O.K., and (assuming arguendo that there are twelve monthly records per year JUST FOR ILLUSTRATIVE PURPOSES) the rolling total reflects the last twelve records, and the % change reflects this record and the twelve-records-ago record?
That is readily done.
Interesting how your spreadsheet wasn't usefully sorted by ALLOCMON.
By the way, ALLOCMON isn't the best name for a column that contains a month/day/year--unless your only interest is the month and the year. Please advise.
And now we are totally lost by "everything starts when there is a change in column D."
PLEASE don't consider "changes" (I thought I said several times that there is no such thing as a sequence or a predecessor). Please consider GROUPINGS.
You want a DIFFERENT rolling total PER month, PER subcategory? I see that I had to torture this requirement out of you!
Well, it doesn't appear that way to me. It appears to be sorted by Client, Allcmonth, Category, Subcat.
HUMBLE SUGGESTION: stick to your spreadsheet, since you have a crystal-clear idea of what you want, and each question I ask about what you claim to want causes the Hydra to sprout two more heads.

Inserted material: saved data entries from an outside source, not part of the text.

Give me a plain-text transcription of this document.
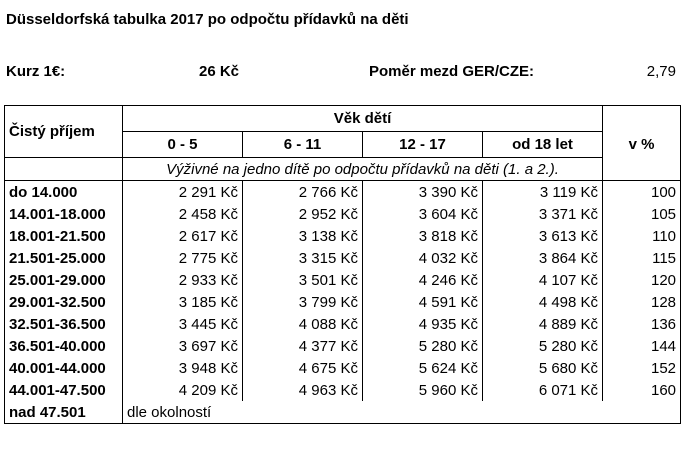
Düsseldorfská tabulka 2017 po odpočtu přídavků na děti
Kurz 1€:	26 Kč	Poměr mezd GER/CZE:	2,79
Čistý příjem	Věk dětí				
	0 - 5	6 - 11	12 - 17	od 18 let	v %
	Výživné na jedno dítě po odpočtu přídavků na děti (1. a 2.).				
do 14.000	2 291 Kč	2 766 Kč	3 390 Kč	3 119 Kč	100
14.001-18.000	2 458 Kč	2 952 Kč	3 604 Kč	3 371 Kč	105
18.001-21.500	2 617 Kč	3 138 Kč	3 818 Kč	3 613 Kč	110
21.501-25.000	2 775 Kč	3 315 Kč	4 032 Kč	3 864 Kč	115
25.001-29.000	2 933 Kč	3 501 Kč	4 246 Kč	4 107 Kč	120
29.001-32.500	3 185 Kč	3 799 Kč	4 591 Kč	4 498 Kč	128
32.501-36.500	3 445 Kč	4 088 Kč	4 935 Kč	4 889 Kč	136
36.501-40.000	3 697 Kč	4 377 Kč	5 280 Kč	5 280 Kč	144
40.001-44.000	3 948 Kč	4 675 Kč	5 624 Kč	5 680 Kč	152
44.001-47.500	4 209 Kč	4 963 Kč	5 960 Kč	6 071 Kč	160
nad 47.501	dle okolností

Since we are obviously unable to fulfill your goal--including the SQL internals guru who knows every last subtle semantic of the language and, what's more, has implemented the ENGINE to effectuate it--I will provide you a refund.
Your spreadsheet works. It supports the notions with which you are accustomed to working, such as "predecessor" and "sortings" that change from the beginning of the sentence to the end of the sentence. I WILL GET YOU A FULL REFUND.